Wat mijn derde punt betreft, blijf ik bij mijn mening. In mijn optiek is het vanuit politiek en zelfs democratisch oogpunt niet verstandig om op een dergelijk laat tijdstip zogenaamde debatten te voeren, en ik zie ernaar uit om de commissaris en onze wederzijdse vriend de heer Staffler weer te zien in Hotel Laurin in Bolzano en daar de dialoog aan te gaan. Ik denk dat het veel waarschijnlijker is dat er bij die gelegenheid politieke vooruitgang zal worden geboekt dan hier, aangezien we nu slechts met drie van ons en de commissaris – laat ik dat nog even herhalen, slechts met drie van ons – een pseudo-debat aangaan op dit onchristelijke tijdstip.
Astrid Lulling (PPE-DE). – (DE) Mevrouw de Voorzitter, de rapporteur beweert dat hij niet verantwoordelijk was voor de vertraging. Dat was hij beslist wel! Tijdens de commissievergaderingen liep hij ook altijd achter op schema en ik zie echt niet in waarom ik daar nog meer over zou zeggen.
(FR)Mevrouw de Voorzitter, ik wil alleen nog zeggen dat de toelichting die de rapporteur heeft opgesteld, opmerkingen bevat die totaal niet ter zake doen en buiten de context van dit verslag vallen. De persoonlijke opvattingen van de rapporteur over ...

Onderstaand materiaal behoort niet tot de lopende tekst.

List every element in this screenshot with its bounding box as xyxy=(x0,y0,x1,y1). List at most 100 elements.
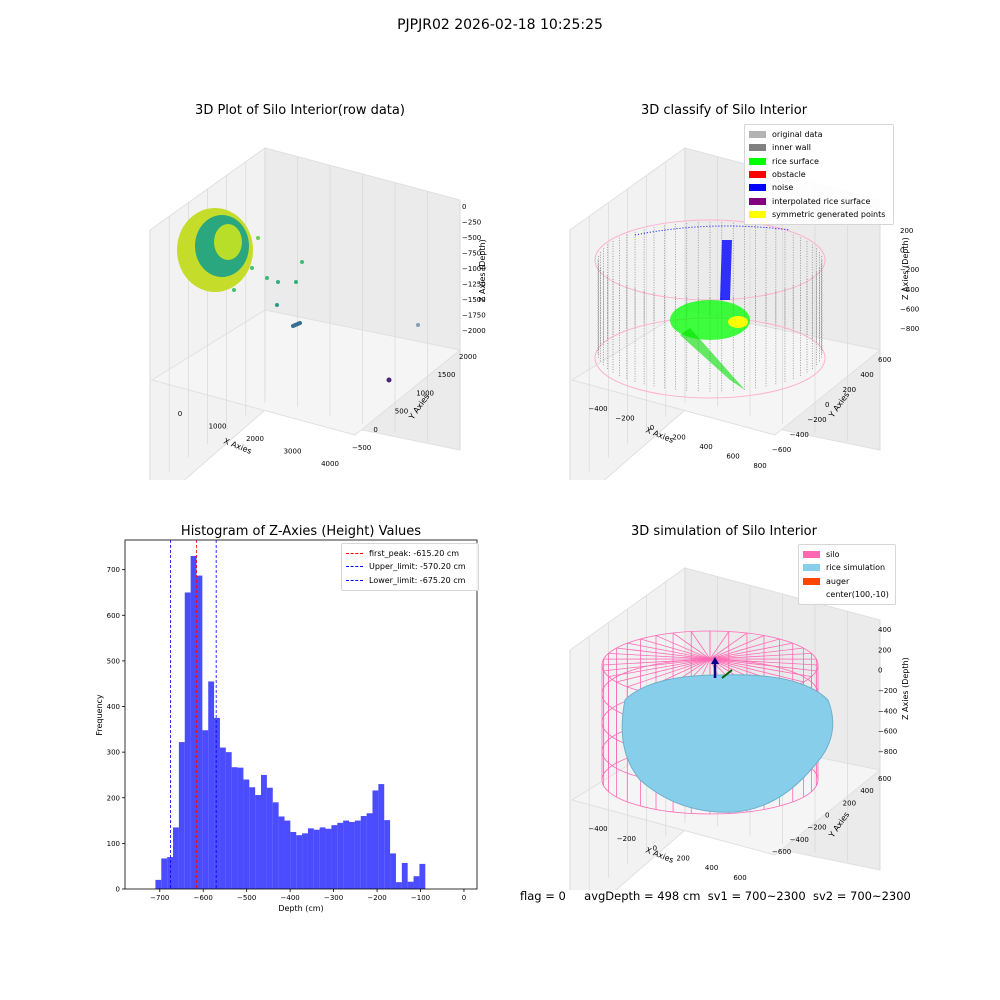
classify-noise-cluster xyxy=(720,240,732,300)
legend-label: inner wall xyxy=(772,143,812,153)
classify-y-tick-label: 600 xyxy=(878,356,891,364)
silo-roof-line xyxy=(709,658,804,683)
silo-roof-line xyxy=(709,638,780,660)
classify-z-tick-label: −800 xyxy=(900,325,919,333)
classify-z-tick-label: 200 xyxy=(900,227,913,235)
silo-roof-line xyxy=(709,652,812,660)
raw-z-tick-label: −750 xyxy=(462,250,481,258)
legend-swatch xyxy=(803,564,820,572)
sv1-text: sv1 = 700~2300 xyxy=(707,889,806,903)
silo-roof-line xyxy=(616,658,711,683)
histogram-bar xyxy=(302,833,308,889)
histogram-bar xyxy=(249,787,256,889)
classify-gridlines xyxy=(569,148,881,480)
simulation-legend-item: center(100,-10) xyxy=(803,588,891,601)
raw-z-tick-label: −1750 xyxy=(462,312,486,320)
legend-label: interpolated rice surface xyxy=(772,196,871,206)
raw-y-tick-label: 1500 xyxy=(438,371,456,379)
legend-label: first_peak: -615.20 cm xyxy=(369,549,460,559)
silo-roof-line xyxy=(608,652,711,660)
histogram-bar xyxy=(231,767,238,889)
flag-text: flag = 0 xyxy=(520,889,566,903)
legend-swatch xyxy=(749,144,766,152)
status-footer: flag = 0 avgDepth = 498 cm sv1 = 700~230… xyxy=(520,889,911,903)
classify-z-label: Z Axies (Depth) xyxy=(901,237,910,300)
histogram-y-tick-label: 100 xyxy=(107,840,120,848)
silo-roof-line xyxy=(709,632,748,660)
raw-z-tick-label: −1250 xyxy=(462,281,486,289)
histogram-bar xyxy=(407,881,414,889)
raw-z-tick-label: −1500 xyxy=(462,296,486,304)
histogram-reference-lines xyxy=(170,540,217,889)
histogram-bar xyxy=(190,555,197,889)
histogram-bar xyxy=(290,831,297,889)
legend-swatch xyxy=(749,184,766,192)
histogram-bar xyxy=(255,795,262,889)
raw-x-tick-label: 0 xyxy=(178,410,182,418)
histogram-bar xyxy=(366,813,373,889)
raw-3d-plot: 0 1000 2000 3000 4000 −500 0 500 1000 1500 2000 0… xyxy=(149,147,487,480)
histogram-x-tick-label: −200 xyxy=(367,894,386,902)
simulation-y-tick-label: 0 xyxy=(825,812,829,820)
raw-y-tick-label: 500 xyxy=(395,408,408,416)
classify-x-tick-label: 800 xyxy=(753,462,766,470)
classify-y-tick-label: 0 xyxy=(825,401,829,409)
classify-legend-item: symmetric generated points xyxy=(749,208,889,221)
classify-z-tick-label: −400 xyxy=(900,286,919,294)
classify-x-tick-label: 600 xyxy=(726,453,739,461)
classify-legend-item: noise xyxy=(749,181,889,194)
histogram-bar xyxy=(261,774,267,889)
histogram-y-tick-label: 500 xyxy=(107,657,120,665)
histogram-bar xyxy=(384,820,391,889)
simulation-plot-title: 3D simulation of Silo Interior xyxy=(631,524,817,539)
simulation-legend: silo rice simulation auger center(100,-10) xyxy=(798,544,896,606)
classify-y-tick-label: −400 xyxy=(790,431,809,439)
legend-swatch xyxy=(749,157,766,165)
raw-x-ticks: 0 1000 2000 3000 4000 xyxy=(178,410,339,468)
histogram-bar xyxy=(237,767,244,889)
histogram-legend-item: Upper_limit: -570.20 cm xyxy=(346,560,474,573)
legend-label: symmetric generated points xyxy=(772,209,886,219)
histogram-legend-item: first_peak: -615.20 cm xyxy=(346,547,474,560)
silo-roof-line xyxy=(690,631,711,660)
histogram-bar xyxy=(395,882,402,889)
silo-roof-line xyxy=(655,635,711,660)
raw-point xyxy=(276,280,280,284)
histogram-bar xyxy=(354,820,361,889)
raw-point xyxy=(265,276,269,280)
simulation-x-tick-label: 400 xyxy=(705,864,718,872)
histogram-bar xyxy=(360,816,367,889)
histogram-bar xyxy=(313,829,320,889)
simulation-y-tick-label: −400 xyxy=(790,836,809,844)
histogram-y-tick-label: 0 xyxy=(116,886,120,894)
classify-z-tick-label: −600 xyxy=(900,305,919,313)
histogram-bar xyxy=(272,802,279,889)
silo-roof-line xyxy=(608,658,711,678)
histogram-x-tick-label: −500 xyxy=(237,894,256,902)
simulation-z-label: Z Axies (Depth) xyxy=(901,657,910,720)
classify-symmetric-points xyxy=(728,316,748,328)
simulation-x-tick-label: 600 xyxy=(733,874,746,882)
raw-cloud-core xyxy=(214,224,242,260)
classify-x-tick-label: 0 xyxy=(650,424,654,432)
silo-roof-line xyxy=(709,635,765,660)
simulation-legend-item: rice simulation xyxy=(803,561,891,574)
histogram-bar xyxy=(173,827,179,889)
histogram-bar xyxy=(208,681,215,889)
histogram-y-tick-label: 600 xyxy=(107,612,120,620)
legend-label: Upper_limit: -570.20 cm xyxy=(369,562,466,572)
histogram-bar xyxy=(225,752,232,889)
silo-roof-line xyxy=(640,638,711,660)
raw-z-tick-label: −250 xyxy=(462,219,481,227)
histogram-x-ticks: −700 −600 −500 −400 −300 −200 −100 0 xyxy=(150,889,466,902)
figure-title: PJPJR02 2026-02-18 10:25:25 xyxy=(397,17,603,33)
simulation-x-tick-label: −400 xyxy=(588,825,607,833)
histogram-bar xyxy=(331,825,338,889)
histogram-bar xyxy=(214,717,220,889)
legend-swatch xyxy=(749,171,766,179)
histogram-bar xyxy=(349,821,355,889)
histogram-y-tick-label: 300 xyxy=(107,749,120,757)
histogram-bar xyxy=(419,863,426,889)
simulation-y-tick-label: 600 xyxy=(878,775,891,783)
legend-swatch xyxy=(803,551,820,559)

(De Voorzitter vraagt de spreker om zich van verder commentaar te onthouden)
U bent de voorzitter van een werkgroep. Ik moet zeggen dat de persoonlijke opvattingen van een rapporteur over de pensioenen die worden uitbetaald aan EU-personeel, niet thuishoren in een officieel document dat door deze instelling wordt uitgebracht. Dat wilde ik even officieel gezegd hebben.